I anticipate its return will forever displace "The Carol of the Bells" from the house speakers at every shopping mall in America. About time, too.

Only the first two verses come from memory. I had to look the rest of it up. From the magnificently silly mind of Walt Kelly, I give you...

Deck Us All with Boston Charlie

Deck us all with Boston Charlie,
Walla Walla, Wash., an' Kalamazoo!
Nora's freezin' on the trolley,
Swaller dollar cauliflower alley-garoo!

Don't we know archaic barrel
Lullaby Lilla Boy, Louisville Lou?
Trolley Molly don't love Harold,
Boola boola Pensacoola hullabaloo!

Bark us all bow-wows of folly,
Polly wolly cracker 'n' too-da-loo!
Donkey Bonny brays a carol,
Antelope Cantaloupe, 'lope with you!

Hunky Dory's pop is lolly gaggin' on the wagon,
Willy, folly go through!
Chollie's collie barks at Barrow,
Harum scarum five alarm bung-a-loo!

Dunk us all in bowls of barley,
Hinky dinky dink an' polly voo!
Chilly Filly's name is Chollie,
Chollie Filly's jolly chilly view halloo!

Bark us all bow-wows of folly,
Double-bubble, toyland trouble! Woof, woof, woof!
Tizzy seas on melon collie!
Dibble-dabble, scribble-scrabble! Goof, goof, goof!

In Which Everything Turns Out OK

Today, a completely routine day at work, suddenly acquired an overtone of slight menace.

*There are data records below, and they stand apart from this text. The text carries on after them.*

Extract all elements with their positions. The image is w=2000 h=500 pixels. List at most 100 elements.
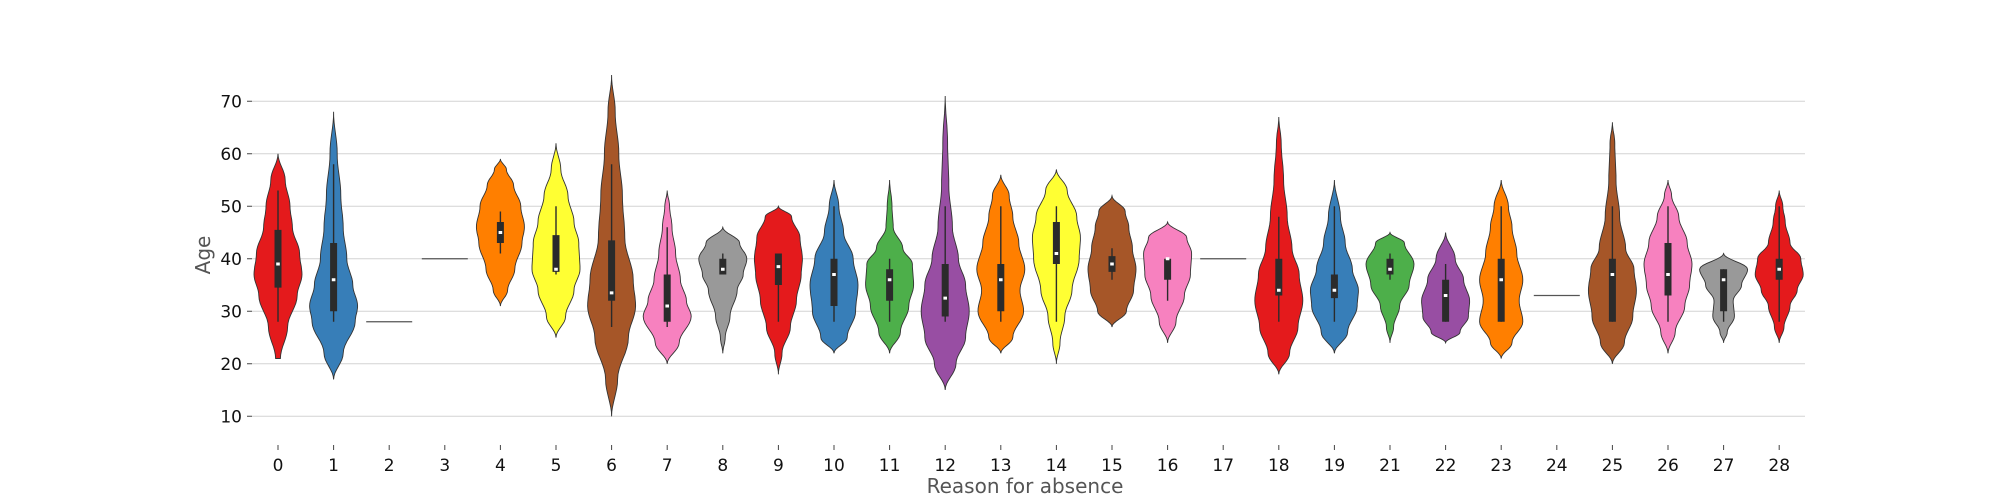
median-marker <box>1499 278 1503 282</box>
x-tick-label: 22 <box>1435 456 1457 476</box>
median-marker <box>609 291 614 295</box>
median-marker <box>1332 288 1337 292</box>
violin-1 <box>309 111 359 380</box>
median-marker <box>832 273 836 276</box>
median-marker <box>1666 273 1670 276</box>
violins <box>253 74 1804 417</box>
violin-9 <box>753 205 803 375</box>
y-tick-label: 10 <box>220 407 242 427</box>
violin-11 <box>865 179 915 354</box>
y-tick-label: 40 <box>220 250 242 270</box>
x-tick-label: 24 <box>1546 456 1568 476</box>
violin-6 <box>587 74 637 417</box>
iqr-box <box>1442 279 1450 322</box>
violin-19 <box>1309 179 1359 354</box>
violin-22 <box>1421 232 1471 345</box>
x-tick-label: 17 <box>1212 456 1234 476</box>
x-tick-label: 23 <box>1490 456 1512 476</box>
violin-23 <box>1479 179 1524 359</box>
y-tick-label: 70 <box>220 92 242 112</box>
violin-8 <box>698 225 748 354</box>
x-tick-label: 18 <box>1268 456 1290 476</box>
y-axis-title: Age <box>191 236 215 275</box>
x-tick-label: 2 <box>384 456 395 476</box>
violin-25 <box>1587 122 1637 364</box>
violin-21 <box>1365 231 1415 343</box>
iqr-box <box>274 229 282 288</box>
violin-26 <box>1643 179 1693 354</box>
x-axis: 0 1 2 3 4 5 6 7 8 9 10 11 12 13 14 15 16 17 18 19 21 22 23 24 25… <box>273 445 1790 476</box>
iqr-box <box>886 269 894 301</box>
median-marker <box>276 262 280 266</box>
y-tick-label: 60 <box>220 145 242 165</box>
median-marker <box>1277 288 1281 292</box>
iqr-box <box>1664 243 1672 296</box>
violin-14 <box>1031 169 1081 364</box>
iqr-box <box>330 243 338 312</box>
median-marker <box>498 231 503 234</box>
x-tick-label: 3 <box>439 456 450 476</box>
iqr-box <box>663 274 671 322</box>
iqr-box <box>552 235 560 272</box>
median-marker <box>331 278 336 282</box>
violin-4 <box>475 158 525 307</box>
x-axis-title: Reason for absence <box>927 474 1124 498</box>
median-marker <box>1777 267 1781 271</box>
iqr-box <box>1330 274 1338 299</box>
violin-15 <box>1087 194 1137 328</box>
median-marker <box>776 265 781 269</box>
violin-10 <box>809 179 859 354</box>
median-marker <box>665 304 669 308</box>
violin-27 <box>1699 252 1749 343</box>
x-tick-label: 4 <box>495 456 506 476</box>
median-marker <box>1610 273 1615 276</box>
violin-7 <box>642 190 692 364</box>
iqr-box <box>1497 258 1505 322</box>
x-tick-label: 15 <box>1101 456 1123 476</box>
iqr-box <box>830 258 838 306</box>
violin-body <box>1365 231 1415 343</box>
median-marker <box>1443 294 1448 297</box>
iqr-box <box>1608 258 1616 322</box>
y-axis: 10 20 30 40 50 60 70 <box>220 92 252 427</box>
median-marker <box>1721 278 1726 282</box>
x-tick-label: 8 <box>717 456 728 476</box>
median-marker <box>1110 262 1114 266</box>
x-tick-label: 28 <box>1768 456 1790 476</box>
x-tick-label: 0 <box>273 456 284 476</box>
x-tick-label: 10 <box>823 456 845 476</box>
x-tick-label: 11 <box>879 456 901 476</box>
x-tick-label: 9 <box>773 456 784 476</box>
iqr-box <box>941 264 949 317</box>
x-tick-label: 7 <box>662 456 673 476</box>
violin-12 <box>920 95 970 391</box>
x-tick-label: 1 <box>328 456 339 476</box>
violin-16 <box>1143 220 1193 343</box>
violin-13 <box>976 174 1026 354</box>
violin-0 <box>253 153 303 359</box>
iqr-box <box>719 258 727 275</box>
iqr-box <box>608 240 616 301</box>
x-tick-label: 27 <box>1713 456 1735 476</box>
x-tick-label: 13 <box>990 456 1012 476</box>
iqr-box <box>1164 258 1172 280</box>
median-marker <box>943 296 947 300</box>
median-marker <box>887 278 892 282</box>
median-marker <box>1388 267 1392 271</box>
x-tick-label: 21 <box>1379 456 1401 476</box>
x-tick-label: 12 <box>934 456 956 476</box>
x-tick-label: 14 <box>1046 456 1068 476</box>
x-tick-label: 5 <box>551 456 562 476</box>
median-marker <box>1165 257 1170 261</box>
y-tick-label: 50 <box>220 197 242 217</box>
median-marker <box>721 267 725 271</box>
median-marker <box>1054 252 1059 255</box>
violin-body <box>698 225 748 354</box>
x-tick-label: 16 <box>1157 456 1179 476</box>
median-marker <box>999 278 1003 282</box>
x-tick-label: 26 <box>1657 456 1679 476</box>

Riding down in the elevator, I noticed something: three small metal objects had been placed on top of a decorative panel, at about eye height. On further examination, they turned out to be what looked for all the world like small-caliber pistol cartridges. (I assumed they were pistol cartridges, but what I know about ammo and $3.95 will get you a grande mocha frap at Starbucks.)

So consider: These cartridges could not possibly have been dropped, or appeared by some other accident. They would have to have been placed there carefully by hand.

Menace? Passive aggression? Veiled threat? The company I'm contracting for is not doing very well; could a soon-to-be-laid-off hothead have been trying to send a message?

Scary!

I turned the cartridges in to the receptionist, a retired military man, asking if he recognized them to be what I thought they were. He agreed they were cartridges, all right, but he noticed that they had green paint on their business ends, which he thought unusual. He promised to look into it.

All through my lunch hour, I pondered the cartridges. What a strange thing to do -- put your ammo on display like that. Was somebody about to go Columbine on us? Should I go back after lunch? Was I about to become a headline?

I did decide to return -- I definitely need the money -- figuring that forewarned was forearmed, as it were. If gunplay broke out, I'd be the first out the door.

Went back to the receptionist, to share my increasing feeling of apprehension. He had investigated, and he had gotten to the bottom of the mystery.

They were indeed ballistic cartridges, but not for a pistol. They are used to drive pins into concrete, evidently -- and some repairmen who had been working on the elevator had stored them in the spot where I found them and forgotten to retrieve them when they were done.

Whew!

Still, it was damned irresponsible to leave them there like that, and they got a good bollocking from the receptionist. Wish I'd been around to hear it. You know, instead of under my desk, squeaking gently at every stray sound.